The Fraunhofer Center for Sustainable Energy Systems (CSE) has been selected to receive project funding from the U.S. Department of Energy's (DOE) SunShot Initiative, a collaborative national effort to make solar energy cost-competitive with other forms of energy by the end of the decade.
CSE's 5-year, $11.7 million research project focuses on the development of "plug and play" solar photovoltaic (PV) systems that can be purchased, installed, and connected by homeowners without the need to engage outside consultants or contractors.
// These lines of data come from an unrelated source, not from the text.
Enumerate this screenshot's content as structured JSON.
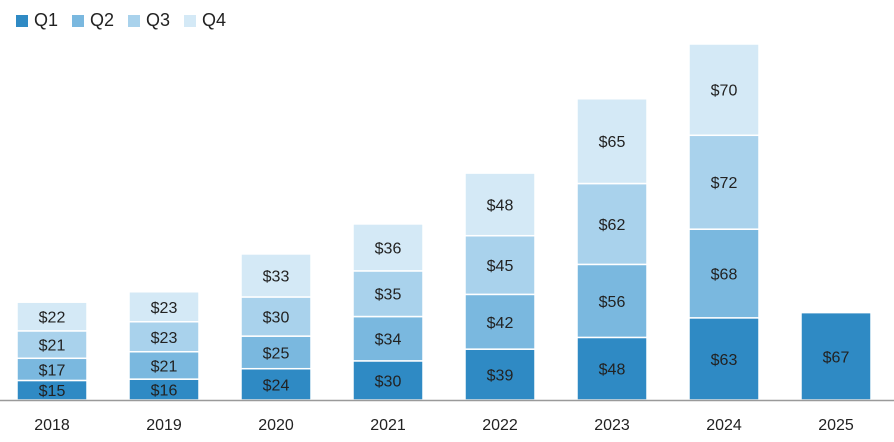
{
  "chart_data": {
    "type": "bar",
    "stacked": true,
    "categories": [
      "2018",
      "2019",
      "2020",
      "2021",
      "2022",
      "2023",
      "2024",
      "2025"
    ],
    "series": [
      {
        "name": "Q1",
        "color": "#2f8ac4",
        "values": [
          15,
          16,
          24,
          30,
          39,
          48,
          63,
          67
        ],
        "labels": [
          "$15",
          "$16",
          "$24",
          "$30",
          "$39",
          "$48",
          "$63",
          "$67"
        ]
      },
      {
        "name": "Q2",
        "color": "#7ab8df",
        "values": [
          17,
          21,
          25,
          34,
          42,
          56,
          68,
          null
        ],
        "labels": [
          "$17",
          "$21",
          "$25",
          "$34",
          "$42",
          "$56",
          "$68",
          ""
        ]
      },
      {
        "name": "Q3",
        "color": "#a9d2ec",
        "values": [
          21,
          23,
          30,
          35,
          45,
          62,
          72,
          null
        ],
        "labels": [
          "$21",
          "$23",
          "$30",
          "$35",
          "$45",
          "$62",
          "$72",
          ""
        ]
      },
      {
        "name": "Q4",
        "color": "#d4e9f6",
        "values": [
          22,
          23,
          33,
          36,
          48,
          65,
          70,
          null
        ],
        "labels": [
          "$22",
          "$23",
          "$33",
          "$36",
          "$48",
          "$65",
          "$70",
          ""
        ]
      }
    ],
    "title": "",
    "xlabel": "",
    "ylabel": "",
    "ylim": [
      0,
      273
    ],
    "grid": false,
    "legend_position": "top-left"
  }
}
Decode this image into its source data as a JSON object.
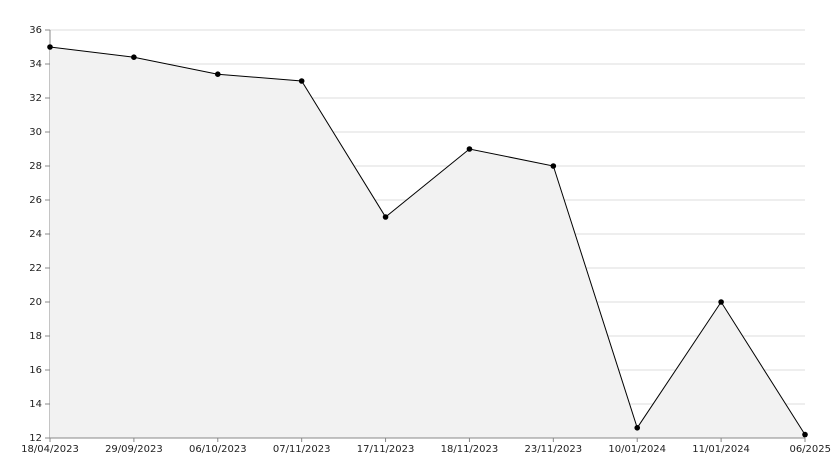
{
  "chart_data": {
    "type": "area",
    "categories": [
      "18/04/2023",
      "29/09/2023",
      "06/10/2023",
      "07/11/2023",
      "17/11/2023",
      "18/11/2023",
      "23/11/2023",
      "10/01/2024",
      "11/01/2024",
      "06/2025"
    ],
    "values": [
      35,
      34.4,
      33.4,
      33,
      25,
      29,
      28,
      12.6,
      20,
      12.2
    ],
    "color": "#000000",
    "fill": "#f2f2f2",
    "ylim": [
      12,
      36
    ],
    "yticks": [
      12,
      14,
      16,
      18,
      20,
      22,
      24,
      26,
      28,
      30,
      32,
      34,
      36
    ],
    "grid": true
  }
}
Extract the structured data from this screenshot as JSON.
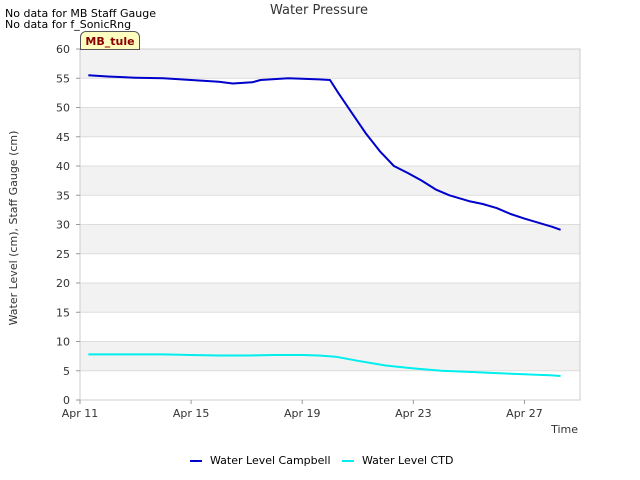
{
  "notes": [
    "No data for MB Staff Gauge",
    "No data for f_SonicRng"
  ],
  "site_label": "MB_tule",
  "colors": {
    "campbell": "#0000cc",
    "ctd": "#00eeee",
    "band": "#f2f2f2",
    "grid": "#dddddd"
  },
  "chart_data": {
    "type": "line",
    "title": "Water Pressure",
    "xlabel": "Time",
    "ylabel": "Water Level (cm), Staff Gauge (cm)",
    "ylim": [
      0,
      60
    ],
    "yticks": [
      0,
      5,
      10,
      15,
      20,
      25,
      30,
      35,
      40,
      45,
      50,
      55,
      60
    ],
    "xlim": [
      11.0,
      29.0
    ],
    "xticks": [
      {
        "pos": 11,
        "label": "Apr 11"
      },
      {
        "pos": 15,
        "label": "Apr 15"
      },
      {
        "pos": 19,
        "label": "Apr 19"
      },
      {
        "pos": 23,
        "label": "Apr 23"
      },
      {
        "pos": 27,
        "label": "Apr 27"
      }
    ],
    "grid": true,
    "legend": "bottom",
    "series": [
      {
        "name": "Water Level Campbell",
        "color": "#0000cc",
        "x": [
          11.3,
          12.0,
          13.0,
          14.0,
          15.0,
          16.0,
          16.5,
          17.2,
          17.5,
          18.5,
          19.0,
          19.6,
          20.0,
          20.3,
          20.8,
          21.3,
          21.8,
          22.3,
          22.8,
          23.3,
          23.8,
          24.3,
          25.0,
          25.5,
          26.0,
          26.5,
          27.0,
          27.5,
          28.0,
          28.3
        ],
        "y": [
          55.5,
          55.3,
          55.1,
          55.0,
          54.7,
          54.4,
          54.1,
          54.3,
          54.7,
          55.0,
          54.9,
          54.8,
          54.7,
          52.5,
          49.0,
          45.5,
          42.5,
          40.0,
          38.8,
          37.5,
          36.0,
          35.0,
          34.0,
          33.5,
          32.8,
          31.8,
          31.0,
          30.3,
          29.6,
          29.1
        ]
      },
      {
        "name": "Water Level CTD",
        "color": "#00eeee",
        "x": [
          11.3,
          12.0,
          13.0,
          14.0,
          15.0,
          16.0,
          17.0,
          18.0,
          19.0,
          19.6,
          20.2,
          21.0,
          22.0,
          23.0,
          24.0,
          25.0,
          26.0,
          27.0,
          28.0,
          28.3
        ],
        "y": [
          7.8,
          7.8,
          7.8,
          7.8,
          7.7,
          7.6,
          7.6,
          7.7,
          7.7,
          7.6,
          7.4,
          6.7,
          5.9,
          5.4,
          5.0,
          4.8,
          4.6,
          4.4,
          4.2,
          4.1
        ]
      }
    ]
  }
}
This project is part of a larger $21 million DOE investment aimed at developing technology solutions that reduce the "soft" costs of residential solar PV systems – the non-module hardware costs that now account for a majority of the total cost of residential systems, and represent a significant barrier to wider adoption of solar power in the United States.
With DOE investment, CSE will create technologies, components, systems, and standards that reduce the cost of residential solar. The aim is to develop a range of pre-configured systems that can be selected, purchased, installed, and commissioned by a homeowner within one day – all without the need for dedicated building inspections. Removing these sources of "soft cost" will make residential solar PV systems more cost competitive and attractive to homeowners, paving the way for a large new market for solar power production in the U.S.
CSE's Plug and Play will leverage efforts by Boston and Commonwealth of Massachusetts to accelerate the deployment of solar PV systems. As part of Massachusetts' clean energy policies, Governor Deval Patrick set the goal of reaching an installed solar energy capacity of 250MW by 2017, reaching 176MW installed as of this month. Helping to meet that goal is the Solarize program, a joint venture between Massachusetts Clean Energy Center and Massachusetts Department of Energy Resources' Green Communities Division.
"Finding new ways to make solar more efficient and affordable will expand its use and drive expansion of the growing solar industry here in Massachusetts," says MassCEC CEO Alicia Barton McDevitt. "We're thrilled to support Fraunhofer in its efforts to develop innovative technologies to create a clean energy future for Massachusetts residents and businesses."
Massachusetts Department of Energy Resources Commissioner Mark Sylvia said, "This is another step forward in our effort to reduce soft costs for solar installations so that these prices continue to be competitive in the marketplace. Massachusetts has the most aggressive greenhouse gas emission reduction goals in the nation and work like this is fundamental to our success."